Tragedy: Building "Community" out of adversity

In the early hours of April 9th 1999, the storm which had originated in the Louisville, KY area produced its worst devastation as it moved northeast across Hamilton County developing into an F4 tornado that wreaked damage and destruction in Montgomery.   Homes were destroyed or heavily damaged and four persons lost their lives. 

Moving stories were recounted at the recent commemoration of the 10th anniversary of the tornado.  St. Barnabas Church — the operations center and volunteer registration site to cover Montgomery, Symmes and Sycamore Townships in 1999 —was a fitting venue for the commemoration ceremony.

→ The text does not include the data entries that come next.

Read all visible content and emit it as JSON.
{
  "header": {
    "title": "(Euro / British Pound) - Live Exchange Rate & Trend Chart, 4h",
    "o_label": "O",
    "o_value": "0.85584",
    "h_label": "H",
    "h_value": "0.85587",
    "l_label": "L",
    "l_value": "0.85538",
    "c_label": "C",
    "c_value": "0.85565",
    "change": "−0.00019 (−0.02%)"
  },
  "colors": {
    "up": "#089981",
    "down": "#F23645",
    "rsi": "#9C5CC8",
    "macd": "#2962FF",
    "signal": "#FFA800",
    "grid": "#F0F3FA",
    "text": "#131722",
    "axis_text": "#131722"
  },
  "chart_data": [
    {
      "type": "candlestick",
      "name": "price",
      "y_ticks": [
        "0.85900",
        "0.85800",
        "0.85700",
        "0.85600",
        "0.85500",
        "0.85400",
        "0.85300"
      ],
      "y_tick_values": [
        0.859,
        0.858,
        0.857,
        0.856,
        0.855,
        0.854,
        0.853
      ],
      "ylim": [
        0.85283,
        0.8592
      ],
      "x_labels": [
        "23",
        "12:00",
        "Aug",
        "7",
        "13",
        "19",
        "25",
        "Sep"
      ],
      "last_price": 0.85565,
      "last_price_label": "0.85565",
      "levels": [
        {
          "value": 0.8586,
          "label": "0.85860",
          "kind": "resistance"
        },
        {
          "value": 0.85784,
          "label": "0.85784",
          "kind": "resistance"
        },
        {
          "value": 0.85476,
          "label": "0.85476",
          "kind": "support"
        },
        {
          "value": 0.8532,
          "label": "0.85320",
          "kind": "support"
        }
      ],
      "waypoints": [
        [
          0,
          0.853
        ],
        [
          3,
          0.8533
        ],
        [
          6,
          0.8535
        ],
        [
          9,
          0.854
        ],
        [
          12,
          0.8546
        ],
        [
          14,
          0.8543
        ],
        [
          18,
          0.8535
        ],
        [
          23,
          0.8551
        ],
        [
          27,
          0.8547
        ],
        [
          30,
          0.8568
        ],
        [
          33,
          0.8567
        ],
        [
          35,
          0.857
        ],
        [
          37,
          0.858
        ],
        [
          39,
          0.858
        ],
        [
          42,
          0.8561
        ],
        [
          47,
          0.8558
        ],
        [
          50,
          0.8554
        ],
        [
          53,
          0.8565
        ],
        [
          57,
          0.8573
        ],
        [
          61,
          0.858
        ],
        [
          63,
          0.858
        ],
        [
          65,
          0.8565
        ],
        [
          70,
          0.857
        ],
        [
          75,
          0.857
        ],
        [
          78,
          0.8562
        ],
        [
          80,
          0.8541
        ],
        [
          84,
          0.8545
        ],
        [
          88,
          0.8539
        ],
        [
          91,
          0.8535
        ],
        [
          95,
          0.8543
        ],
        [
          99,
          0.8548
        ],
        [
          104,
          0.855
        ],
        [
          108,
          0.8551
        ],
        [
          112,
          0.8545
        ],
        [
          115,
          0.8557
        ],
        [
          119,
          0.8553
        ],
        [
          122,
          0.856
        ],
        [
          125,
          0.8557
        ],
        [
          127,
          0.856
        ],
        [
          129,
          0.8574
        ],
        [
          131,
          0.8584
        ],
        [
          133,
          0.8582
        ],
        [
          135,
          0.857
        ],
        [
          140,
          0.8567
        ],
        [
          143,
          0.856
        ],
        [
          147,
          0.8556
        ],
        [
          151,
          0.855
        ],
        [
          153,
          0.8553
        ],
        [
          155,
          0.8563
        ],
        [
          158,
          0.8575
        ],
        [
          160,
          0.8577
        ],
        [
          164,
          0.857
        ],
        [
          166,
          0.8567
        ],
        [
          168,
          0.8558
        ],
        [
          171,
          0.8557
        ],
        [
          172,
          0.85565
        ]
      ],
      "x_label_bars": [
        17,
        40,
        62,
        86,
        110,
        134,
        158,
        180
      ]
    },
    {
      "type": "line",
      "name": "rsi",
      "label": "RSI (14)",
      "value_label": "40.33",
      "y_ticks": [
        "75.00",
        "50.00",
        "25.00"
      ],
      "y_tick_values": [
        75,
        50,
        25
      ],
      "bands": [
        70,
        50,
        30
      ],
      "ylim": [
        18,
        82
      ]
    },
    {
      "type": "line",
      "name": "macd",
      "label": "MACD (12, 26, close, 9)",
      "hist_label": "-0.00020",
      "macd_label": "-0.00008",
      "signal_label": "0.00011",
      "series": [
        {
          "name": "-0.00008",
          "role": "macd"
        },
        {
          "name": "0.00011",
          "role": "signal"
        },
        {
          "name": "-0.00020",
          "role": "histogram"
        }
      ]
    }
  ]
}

I recall an eerie quality to the start of that April day in 1999.  My neighborhood was thankfully untouched by the storm – the worst of it was that the power was out.  All around was a dark silence, broken only by the flashing warning light of the alarm system which had defaulted to battery back-up.  My son, then a high school senior, came to tell us there was no school as a tornado had struck the high school area!  He had just heard from one of his friends whose mom was on the school board.  I had no idea at that time that the silence I experienced was so markedly contrasted by such devastation in other Montgomery neighborhoods.

We were all reminded at the commemoration ceremony how adversity, acts of caring, heroism, creative problem solving, selfless support and focus on the task at hand became the ingredients for rebuilding and cementing the community.   How so many came together – neighbors, high school students, other municipalities, prison workers, FEMA, City Council and the staff and the faith-based institutions –  exemplified by cartoonist Jim Borgman’s drawing of a number of hands clasped together and holding up each other with the statement “we’re all in this together.”

I witnessed another aspect of community through interfaith cooperation that came about as a result of the severe damage to the roof of Montgomery Community Baptist Church as it was then.  Congregation Ohav Shalom had moved to their new facility on Cornell Road in Sycamore Township in August of the previous year.  The synagogue suffered only minor roof damage and the sanctuary was quickly “converted” at the end of each Sabbath to enable the church to continue to hold Sunday services and Sunday school while their roof was being repaired.  The two congregations marked their own Anniversary Service on April 9, 2000, in remembrance of the tornado and in celebration of G-d’s gifts of friendship, healing and rebuilding — this time in the sanctuary of the church.  The church planted and dedicated trees in the synagogue grounds in recognition of this friendship.

Like the 25th anniversary of the plane crash in Montgomery which took the lives of FBI agents and was commemorated last year as an important reminder of our local history, the commemoration of the tornado, particularly, serves as a reminder of the strength of community – and how an unexpected and disastrous event can help weave unique character.  Let us not forget – we need to remind later generations of the fabric of this community!